Construire des logements et encadrer les loyers
Si le manque de logements est une problématique de longue date, la précarité est grandissante. "Les étudiants ont peu de ressources et les parents peuvent de moins en moins aider", pointe Anne-Cécile Dockes. En parallèle, le marché locatif est de plus en plus cher et tendu.
Selon elle, il est urgent de construire de nouveaux logements, mais également d'encadrer les prix. "Les étudiants ont souvent des besoins urgents et certains bailleurs en profitent avec des prix abusifs", affirme-t-elle.
Elle plaide également pour un système de garantie universelle qui dispenserait aux étudiants de fournir des garants. "Les meilleurs revenus et garants sont gardés, alors que les autres, qui sont tout à fait solvables et sont arrivés avant, ne sont pas pris", dénonce Anne-Cécile Dockes.
Réformer le système des bourses
Pour ces associations étudiantes, la précarité grandissante des jeunes est en partie due à un système de bourses mal adapté.
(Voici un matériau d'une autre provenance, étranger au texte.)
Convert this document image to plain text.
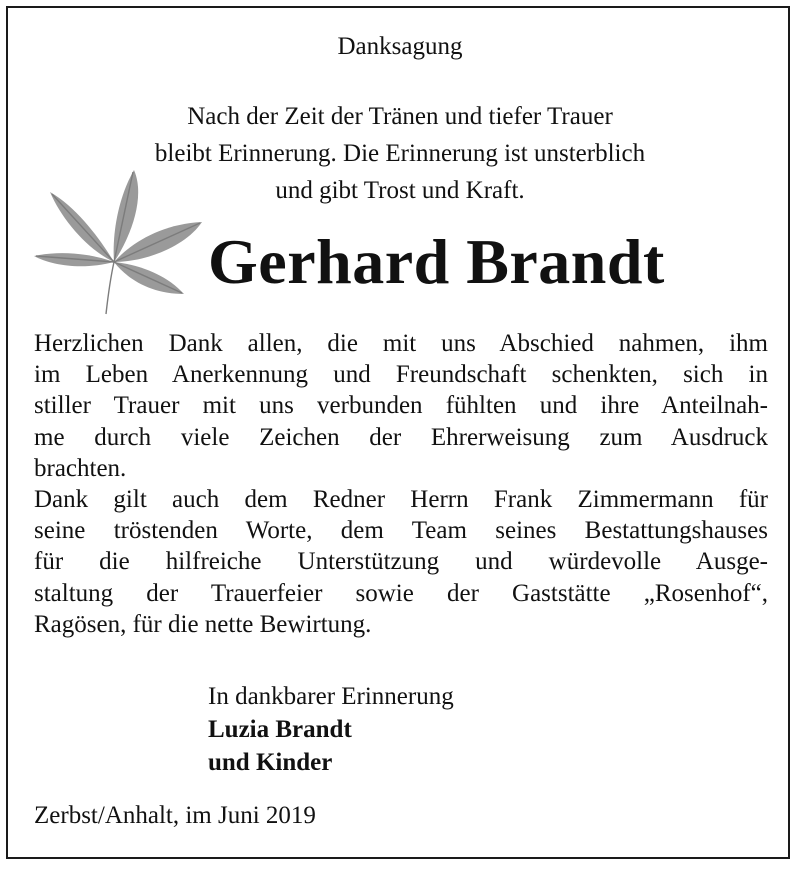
Danksagung
Nach der Zeit der Tränen und tiefer Trauer
bleibt Erinnerung. Die Erinnerung ist unsterblich
und gibt Trost und Kraft.
Gerhard Brandt
Herzlichen Dank allen, die mit uns Abschied nahmen, ihm
im Leben Anerkennung und Freundschaft schenkten, sich in
stiller Trauer mit uns verbunden fühlten und ihre Anteilnah-
me durch viele Zeichen der Ehrerweisung zum Ausdruck
brachten.
Dank gilt auch dem Redner Herrn Frank Zimmermann für
seine tröstenden Worte, dem Team seines Bestattungshauses
für die hilfreiche Unterstützung und würdevolle Ausge-
staltung der Trauerfeier sowie der Gaststätte „Rosenhof“,
Ragösen, für die nette Bewirtung.
In dankbarer Erinnerung
Luzia Brandt
und Kinder
Zerbst/Anhalt, im Juni 2019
Ainsi, 70% des bénéficiaires des épiceries solidaires de la Fage n’ont pas accès à une bourse.
"On ne peut pas entendre que certains étudiants vivent uniquement d’aides ponctuelles et d’aide alimentaire alors qu'on prône un enseignement supérieur diversifié. Il y a une urgence à modifier le système de bourses", alerte la présidente de la Fage. D'autant que de nombreux étudiants sont exclus de ce système, comme les doctorants et la majorité des étudiants internationaux.
Les associations étudiantes prônent par ailleurs un calcul des aides basé sur les ressources des étudiants, et non de leurs parents. Le montant des bourses serait par ailleurs insuffisant, notamment face à l'inflation.
Certains étudiants ont par ailleurs une méconnaissance des aides autres que la bourse sur critères sociaux, comme les aides spécifiques ou ponctuelles du Crous, et celles des régions. Pour lutter contre ce non-recours, la Fage plaide pour un guichet unique d’aides sociales pour les étudiants.